[Portrait] Mia Guissé, Pape Diouf, Wally Seck : Kruh Mandiou Mauri, le lyris’hit

L’industrie de la musique est un univers vaste. Derrière chaque artiste s’active dans l’ombre une armada de bras œuvrant pour son rayonnement. Parmi eux figure Kruh Mandiou Mauri. Un nom qui ne dit, sûrement, pas grand-chose aux amateurs de musique sénégalaise. Mais ses réalisations, si ! Il est l’auteur d’un nombre incalculable de morceaux à succès au cours de ces dernières années. Zoom sur un artiste dont la plume a permis l’envol vers la gloire de plusieurs chanteurs.

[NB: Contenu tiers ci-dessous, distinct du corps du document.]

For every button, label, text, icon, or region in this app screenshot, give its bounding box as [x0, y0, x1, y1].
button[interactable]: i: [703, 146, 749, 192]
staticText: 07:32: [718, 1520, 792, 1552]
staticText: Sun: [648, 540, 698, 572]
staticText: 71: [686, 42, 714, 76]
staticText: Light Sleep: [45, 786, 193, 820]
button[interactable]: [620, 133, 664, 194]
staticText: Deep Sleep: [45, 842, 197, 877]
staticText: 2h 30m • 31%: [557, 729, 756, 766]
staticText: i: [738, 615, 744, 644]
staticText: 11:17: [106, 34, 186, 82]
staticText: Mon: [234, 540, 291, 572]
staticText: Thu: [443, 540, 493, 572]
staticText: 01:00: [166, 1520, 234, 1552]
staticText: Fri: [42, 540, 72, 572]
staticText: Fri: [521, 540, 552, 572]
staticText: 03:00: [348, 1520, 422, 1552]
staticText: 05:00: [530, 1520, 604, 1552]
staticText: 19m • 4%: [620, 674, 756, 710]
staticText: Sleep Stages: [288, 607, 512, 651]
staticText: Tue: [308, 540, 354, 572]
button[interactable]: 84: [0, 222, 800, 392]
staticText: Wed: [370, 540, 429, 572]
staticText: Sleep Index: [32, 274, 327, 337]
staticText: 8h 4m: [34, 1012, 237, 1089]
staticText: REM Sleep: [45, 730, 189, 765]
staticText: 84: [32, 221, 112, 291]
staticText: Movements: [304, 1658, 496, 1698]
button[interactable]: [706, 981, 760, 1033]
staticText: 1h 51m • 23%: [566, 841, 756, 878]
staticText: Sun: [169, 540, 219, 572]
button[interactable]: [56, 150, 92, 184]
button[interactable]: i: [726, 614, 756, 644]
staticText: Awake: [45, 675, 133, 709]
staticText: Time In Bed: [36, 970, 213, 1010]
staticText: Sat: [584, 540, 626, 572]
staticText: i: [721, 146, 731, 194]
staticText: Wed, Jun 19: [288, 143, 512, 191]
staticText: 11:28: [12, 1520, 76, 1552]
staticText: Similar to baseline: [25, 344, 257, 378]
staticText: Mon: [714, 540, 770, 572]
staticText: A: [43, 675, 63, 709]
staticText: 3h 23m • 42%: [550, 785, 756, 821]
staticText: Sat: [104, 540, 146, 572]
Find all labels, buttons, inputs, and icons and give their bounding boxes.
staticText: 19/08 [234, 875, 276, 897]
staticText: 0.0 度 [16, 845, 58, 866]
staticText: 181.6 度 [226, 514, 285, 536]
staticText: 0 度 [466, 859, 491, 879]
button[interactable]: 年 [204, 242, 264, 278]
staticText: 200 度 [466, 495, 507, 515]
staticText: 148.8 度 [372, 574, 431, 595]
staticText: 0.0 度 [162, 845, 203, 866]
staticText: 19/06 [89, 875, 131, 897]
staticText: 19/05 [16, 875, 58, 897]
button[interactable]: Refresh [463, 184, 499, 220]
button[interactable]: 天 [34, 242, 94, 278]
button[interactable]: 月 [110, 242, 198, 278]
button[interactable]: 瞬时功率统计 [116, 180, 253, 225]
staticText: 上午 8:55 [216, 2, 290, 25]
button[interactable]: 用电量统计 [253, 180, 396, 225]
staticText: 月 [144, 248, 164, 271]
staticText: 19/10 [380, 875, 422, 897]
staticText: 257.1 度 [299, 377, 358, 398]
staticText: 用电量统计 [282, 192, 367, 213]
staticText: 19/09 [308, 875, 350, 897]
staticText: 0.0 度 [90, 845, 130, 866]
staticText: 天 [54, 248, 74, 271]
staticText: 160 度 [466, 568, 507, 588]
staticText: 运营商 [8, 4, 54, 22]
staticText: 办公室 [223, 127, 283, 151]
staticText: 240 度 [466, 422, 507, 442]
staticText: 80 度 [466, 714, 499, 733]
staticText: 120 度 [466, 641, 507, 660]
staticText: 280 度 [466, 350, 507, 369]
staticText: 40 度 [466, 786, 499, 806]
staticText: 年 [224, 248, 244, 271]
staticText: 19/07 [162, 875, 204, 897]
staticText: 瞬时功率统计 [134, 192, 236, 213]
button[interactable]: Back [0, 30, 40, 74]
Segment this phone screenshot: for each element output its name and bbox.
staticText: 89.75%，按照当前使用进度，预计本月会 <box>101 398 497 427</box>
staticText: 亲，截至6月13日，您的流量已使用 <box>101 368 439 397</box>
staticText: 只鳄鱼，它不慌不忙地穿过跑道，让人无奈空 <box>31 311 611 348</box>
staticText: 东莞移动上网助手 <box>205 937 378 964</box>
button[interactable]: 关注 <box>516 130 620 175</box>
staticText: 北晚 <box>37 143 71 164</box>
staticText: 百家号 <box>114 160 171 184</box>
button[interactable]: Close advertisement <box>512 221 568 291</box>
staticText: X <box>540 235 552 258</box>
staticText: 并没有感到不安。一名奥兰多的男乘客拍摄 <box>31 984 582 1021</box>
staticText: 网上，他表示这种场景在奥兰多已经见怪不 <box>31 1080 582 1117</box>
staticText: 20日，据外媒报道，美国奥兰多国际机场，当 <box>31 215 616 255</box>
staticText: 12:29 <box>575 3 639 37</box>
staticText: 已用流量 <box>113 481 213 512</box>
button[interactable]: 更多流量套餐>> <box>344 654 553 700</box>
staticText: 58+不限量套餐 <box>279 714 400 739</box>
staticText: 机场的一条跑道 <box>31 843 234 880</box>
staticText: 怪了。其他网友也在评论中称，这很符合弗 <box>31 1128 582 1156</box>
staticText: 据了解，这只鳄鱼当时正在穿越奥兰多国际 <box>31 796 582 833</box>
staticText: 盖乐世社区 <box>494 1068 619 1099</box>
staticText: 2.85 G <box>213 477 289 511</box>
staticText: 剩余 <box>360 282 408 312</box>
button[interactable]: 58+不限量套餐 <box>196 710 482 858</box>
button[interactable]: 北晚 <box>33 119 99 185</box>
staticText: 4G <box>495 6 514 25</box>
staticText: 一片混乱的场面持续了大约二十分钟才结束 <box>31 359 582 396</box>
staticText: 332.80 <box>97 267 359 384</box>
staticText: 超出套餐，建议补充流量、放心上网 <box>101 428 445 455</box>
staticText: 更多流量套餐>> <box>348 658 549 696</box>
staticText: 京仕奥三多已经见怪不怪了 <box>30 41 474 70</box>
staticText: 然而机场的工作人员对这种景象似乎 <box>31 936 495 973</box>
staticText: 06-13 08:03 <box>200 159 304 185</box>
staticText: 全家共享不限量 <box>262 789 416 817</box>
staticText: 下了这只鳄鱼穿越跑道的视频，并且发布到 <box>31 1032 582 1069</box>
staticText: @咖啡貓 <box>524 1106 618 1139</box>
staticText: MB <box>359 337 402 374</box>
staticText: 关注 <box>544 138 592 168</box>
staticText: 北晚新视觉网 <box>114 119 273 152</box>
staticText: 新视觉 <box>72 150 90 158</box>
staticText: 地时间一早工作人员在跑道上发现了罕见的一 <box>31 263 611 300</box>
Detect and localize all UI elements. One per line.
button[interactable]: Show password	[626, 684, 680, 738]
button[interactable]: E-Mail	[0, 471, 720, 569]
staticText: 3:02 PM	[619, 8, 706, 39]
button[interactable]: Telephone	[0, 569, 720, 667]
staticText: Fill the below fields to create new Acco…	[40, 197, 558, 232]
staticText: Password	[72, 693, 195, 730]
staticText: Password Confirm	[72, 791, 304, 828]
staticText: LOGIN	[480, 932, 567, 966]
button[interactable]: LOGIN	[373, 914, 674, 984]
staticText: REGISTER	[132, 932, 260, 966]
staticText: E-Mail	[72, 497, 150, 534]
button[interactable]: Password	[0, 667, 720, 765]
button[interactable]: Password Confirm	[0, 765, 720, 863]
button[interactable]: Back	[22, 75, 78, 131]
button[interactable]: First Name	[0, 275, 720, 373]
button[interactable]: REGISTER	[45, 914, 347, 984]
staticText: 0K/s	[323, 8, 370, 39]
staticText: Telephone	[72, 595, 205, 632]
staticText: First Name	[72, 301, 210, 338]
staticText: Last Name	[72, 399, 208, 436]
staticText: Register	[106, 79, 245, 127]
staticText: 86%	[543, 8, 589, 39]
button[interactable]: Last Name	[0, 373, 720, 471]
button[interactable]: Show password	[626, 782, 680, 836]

La Médina, un quartier à la popularité héréditaire. Cette commune ne compte plus les illustres personnages de la musique sénégalaise qu’elle a vue naître d’Omar Pène au groupe Daara J au plus célèbre de tous : Youssou Ndour. Et l’histoire continue de s’écrire avec la nouvelle génération qui souhaite inscrire leurs noms  aux côtés de ces personnages emblématiques. Dans son studio situé en plein cœur du marché Tilène, Cheikh Tidiane Kourouma nourrit cette ambition. Plus connu sous son nom d’artiste Kruh Mandiou Mauri (enfant sorcier en bambara), il est un auteur-compositeur ayant fait ses premiers pas dans le rap en 2008. Mais entre la musique et lui, c’est une histoire d’amour qui a débuté depuis sa tendre enfance. « A l’âge de 6 ans, mon père me donnait 200 francs pour partir à l’école. Cet argent me servait à acheter des piles pour mon walkman coby. Donc, écouter de la musique était beaucoup plus important pour moi que de manger », se remémore-t-il le sourire gingival. Comme à l’accoutumée dans la société, la pratique de l’art sous toutes ses formes comme moyen de subsistance est très souvent mal perçue par les familles. Kruh Mandiou a dû endurer cette épreuve : « Ma mère me traitait tout le temps de bon à rien parce que je passais tout mon temps à écrire. Et l’écriture en ce temps n’était pas un travail. Ma mère m’avait conseillé de rejoindre une usine de fabrique de cigarettes qui rémunérait 4000 francs la journée. Je lui disais qu’avec ce que je faisais, je pouvais avoir des millions ». Se pliant à la volonté de sa mère, il va effectuer des travaux journaliers dans des usines. Cependant, il est toujours rattrapé par sa passion et son envie de demeurer autonome. « Je n’ai jamais voulu travailler pour quelqu’un et quand j’ai intégré cette usine, quelqu’un m’a commandé et j’ai aussitôt arrêté », dit-il.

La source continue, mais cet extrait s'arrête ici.